Jakarta, VIVA – Langkah Menteri Keuangan, Purbaya Yudhi Sadewa yang memastikan bahwa tidak akan ada kenaikan pajak di tahun ini guna menjaga daya beli masyarakat, diapresiasi oleh pihak-pihak di Industri Hasil Tembakau (IHT).
Ketua Gabungan Produsen Rokok Putih Indonesia (Gaprindo), Benny Wachjudi mengatakan, apabila hal itu juga akan turut mengurangi tekanan bagi sektor IHT di tengah gejolak ekonomi domestik dan geopolitik global, maka pihaknya sangat menyambut positif langkah Purbaya tersebut.
“Bagi kami, ekosistem pertembakauan ini akan mendapat angin segar di tengah tekanan konstelasi makroekonomi global yang tidak kondusif dan penuh ketidakpastian,” kata Benny dalam keterangannya, Selasa, 12 Mei 2026.
- Antara/Syaiful Arif
Dia berharap, pernyataan Purbaya itu juga dapat dimaknai dengan asumsi bahwa tidak adanya kenaikan Cukai Hasil Tembakau (CHT), dan Harga Jual Eceran (HJE) pada tahun ini.
Gaprindo bahkan telah secara resmi mengusulkan moratorium kenaikan cukai dan HJE selama tiga tahun, yang dinilai relevan dengan komitmen pemerintah untuk tidak menaikkan pajak selama kondisi ekonomi belum sepenuhnya pulih.
“Kami berharap tidak ada kenaikan cukai dan HJE dalam tiga tahun ke depan.

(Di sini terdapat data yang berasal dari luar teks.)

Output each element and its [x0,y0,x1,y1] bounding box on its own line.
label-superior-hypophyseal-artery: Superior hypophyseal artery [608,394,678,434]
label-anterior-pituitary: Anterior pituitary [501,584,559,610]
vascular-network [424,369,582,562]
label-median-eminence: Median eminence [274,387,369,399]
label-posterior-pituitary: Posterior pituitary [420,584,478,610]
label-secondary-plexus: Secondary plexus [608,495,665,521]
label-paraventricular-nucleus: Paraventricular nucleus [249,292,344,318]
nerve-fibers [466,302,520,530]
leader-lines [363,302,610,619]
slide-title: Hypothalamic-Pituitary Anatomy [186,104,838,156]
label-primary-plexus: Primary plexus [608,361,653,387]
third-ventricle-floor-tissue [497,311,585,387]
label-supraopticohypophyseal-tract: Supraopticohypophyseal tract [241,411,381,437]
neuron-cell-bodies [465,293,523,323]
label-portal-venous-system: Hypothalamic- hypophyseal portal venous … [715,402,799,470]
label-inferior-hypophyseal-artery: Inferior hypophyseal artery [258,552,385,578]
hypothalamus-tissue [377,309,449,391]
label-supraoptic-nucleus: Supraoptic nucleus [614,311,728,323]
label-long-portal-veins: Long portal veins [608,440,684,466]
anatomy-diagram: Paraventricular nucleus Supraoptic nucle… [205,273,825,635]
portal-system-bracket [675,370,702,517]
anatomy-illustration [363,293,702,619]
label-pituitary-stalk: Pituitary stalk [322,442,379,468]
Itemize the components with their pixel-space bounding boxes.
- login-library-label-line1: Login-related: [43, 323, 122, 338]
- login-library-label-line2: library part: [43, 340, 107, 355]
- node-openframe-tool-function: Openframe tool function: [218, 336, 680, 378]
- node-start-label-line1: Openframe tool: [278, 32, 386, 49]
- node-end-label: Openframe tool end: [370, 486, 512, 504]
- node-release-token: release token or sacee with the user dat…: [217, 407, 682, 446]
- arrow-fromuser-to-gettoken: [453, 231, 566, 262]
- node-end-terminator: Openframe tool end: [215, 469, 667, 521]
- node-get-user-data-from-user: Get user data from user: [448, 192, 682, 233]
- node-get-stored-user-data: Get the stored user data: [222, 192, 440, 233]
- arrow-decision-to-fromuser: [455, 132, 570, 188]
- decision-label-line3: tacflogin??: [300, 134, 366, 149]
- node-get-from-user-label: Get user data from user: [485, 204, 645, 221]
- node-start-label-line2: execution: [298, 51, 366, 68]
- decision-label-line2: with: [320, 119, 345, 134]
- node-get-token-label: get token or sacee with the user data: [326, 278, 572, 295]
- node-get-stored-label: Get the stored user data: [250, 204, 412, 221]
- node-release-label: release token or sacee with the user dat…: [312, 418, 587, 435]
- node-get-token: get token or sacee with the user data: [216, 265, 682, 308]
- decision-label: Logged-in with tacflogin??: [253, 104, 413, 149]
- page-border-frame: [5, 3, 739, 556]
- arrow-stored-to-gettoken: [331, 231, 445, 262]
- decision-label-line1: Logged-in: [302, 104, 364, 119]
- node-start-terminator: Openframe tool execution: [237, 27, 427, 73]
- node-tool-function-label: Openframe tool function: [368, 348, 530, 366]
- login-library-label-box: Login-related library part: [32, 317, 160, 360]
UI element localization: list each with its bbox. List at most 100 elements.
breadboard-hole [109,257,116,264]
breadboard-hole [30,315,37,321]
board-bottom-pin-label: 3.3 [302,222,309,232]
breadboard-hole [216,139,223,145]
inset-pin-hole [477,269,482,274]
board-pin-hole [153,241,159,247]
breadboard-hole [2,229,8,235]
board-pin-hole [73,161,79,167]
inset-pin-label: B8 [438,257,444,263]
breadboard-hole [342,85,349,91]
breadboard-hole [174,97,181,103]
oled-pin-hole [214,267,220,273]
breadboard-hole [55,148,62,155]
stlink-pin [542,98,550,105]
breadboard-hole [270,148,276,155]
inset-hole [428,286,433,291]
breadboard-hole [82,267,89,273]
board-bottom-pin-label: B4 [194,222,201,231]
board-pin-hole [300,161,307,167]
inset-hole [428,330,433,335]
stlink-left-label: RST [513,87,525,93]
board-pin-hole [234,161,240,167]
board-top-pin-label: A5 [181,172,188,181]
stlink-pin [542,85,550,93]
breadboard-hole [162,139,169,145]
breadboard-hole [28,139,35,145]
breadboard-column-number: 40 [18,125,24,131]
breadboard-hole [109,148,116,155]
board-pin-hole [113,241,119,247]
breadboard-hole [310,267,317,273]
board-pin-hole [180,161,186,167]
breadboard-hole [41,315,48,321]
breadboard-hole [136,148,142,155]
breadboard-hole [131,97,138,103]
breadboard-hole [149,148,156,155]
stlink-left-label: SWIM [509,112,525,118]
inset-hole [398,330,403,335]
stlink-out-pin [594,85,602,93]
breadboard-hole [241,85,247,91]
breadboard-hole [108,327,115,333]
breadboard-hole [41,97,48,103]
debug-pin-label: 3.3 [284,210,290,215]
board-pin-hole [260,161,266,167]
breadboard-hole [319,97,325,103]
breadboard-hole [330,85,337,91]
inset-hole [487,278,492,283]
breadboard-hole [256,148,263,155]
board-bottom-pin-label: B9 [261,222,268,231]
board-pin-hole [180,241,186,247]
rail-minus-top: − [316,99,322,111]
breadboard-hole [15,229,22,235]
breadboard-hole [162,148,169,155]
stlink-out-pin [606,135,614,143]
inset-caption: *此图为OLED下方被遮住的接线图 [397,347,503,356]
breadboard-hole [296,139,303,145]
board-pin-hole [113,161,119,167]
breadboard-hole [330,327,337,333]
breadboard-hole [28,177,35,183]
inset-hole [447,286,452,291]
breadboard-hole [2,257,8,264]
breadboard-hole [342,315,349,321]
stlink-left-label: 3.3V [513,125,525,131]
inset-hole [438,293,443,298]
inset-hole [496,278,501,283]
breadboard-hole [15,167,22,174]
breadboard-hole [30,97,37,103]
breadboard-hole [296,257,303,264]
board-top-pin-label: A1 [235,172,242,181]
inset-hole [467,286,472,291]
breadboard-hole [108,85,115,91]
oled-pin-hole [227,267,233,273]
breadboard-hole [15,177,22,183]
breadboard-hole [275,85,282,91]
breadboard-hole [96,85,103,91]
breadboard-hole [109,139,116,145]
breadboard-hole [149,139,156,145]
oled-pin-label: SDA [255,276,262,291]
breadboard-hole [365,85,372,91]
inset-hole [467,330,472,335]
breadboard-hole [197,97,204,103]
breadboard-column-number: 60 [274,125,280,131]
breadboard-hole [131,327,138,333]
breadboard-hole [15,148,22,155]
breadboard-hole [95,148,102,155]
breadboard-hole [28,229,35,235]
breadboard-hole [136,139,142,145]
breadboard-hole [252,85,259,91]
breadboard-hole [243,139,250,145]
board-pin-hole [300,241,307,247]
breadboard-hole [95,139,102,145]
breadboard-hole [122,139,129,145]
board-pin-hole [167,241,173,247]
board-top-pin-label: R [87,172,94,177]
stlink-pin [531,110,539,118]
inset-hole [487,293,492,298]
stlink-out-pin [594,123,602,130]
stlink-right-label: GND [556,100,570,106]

Moratorium ini akan sangat relevan karena kondisi daya beli masyarakat masih lemah dan rokok ilegal semakin marak,” ujarnya.
Data Gaprindo menunjukkan, sepanjang 2020–2024, kenaikan cukai telah mencapai sekitar 65 persen. Sedangkan secara nasional, tercatat bahwa volume produksi rokok legal turun dari sekitar 322 miliar batang pada 2019, menjadi 307,8 miliar batang pada 2025.
Namun, penurunan tersebut tidak serta-merta menurunkan konsumsi, melainkan memicu pergeseran ke rokok ilegal. Gaprindo mencatat, peredaran rokok ilegal saat ini telah menembus angka dua digit, bahkan diperkirakan berada di kisaran 14–15 persen.
Namun, industri rokok legal yang membayar cukai hingga sekitar Rp 215 triliun, nyatanya harus bersaing dengan produk ilegal yang tidak menanggung beban cukai, PPN, maupun pajak daerah. Secara total, beban tersebut dapat mencapai sekitar 70 persen dari harga produk legal.
“Secara normatif, tidak ada kegiatan ekonomi yang mampu bersaing dengan kegiatan lain yang biaya produksinya lebih murah 70 persen," ujarnya.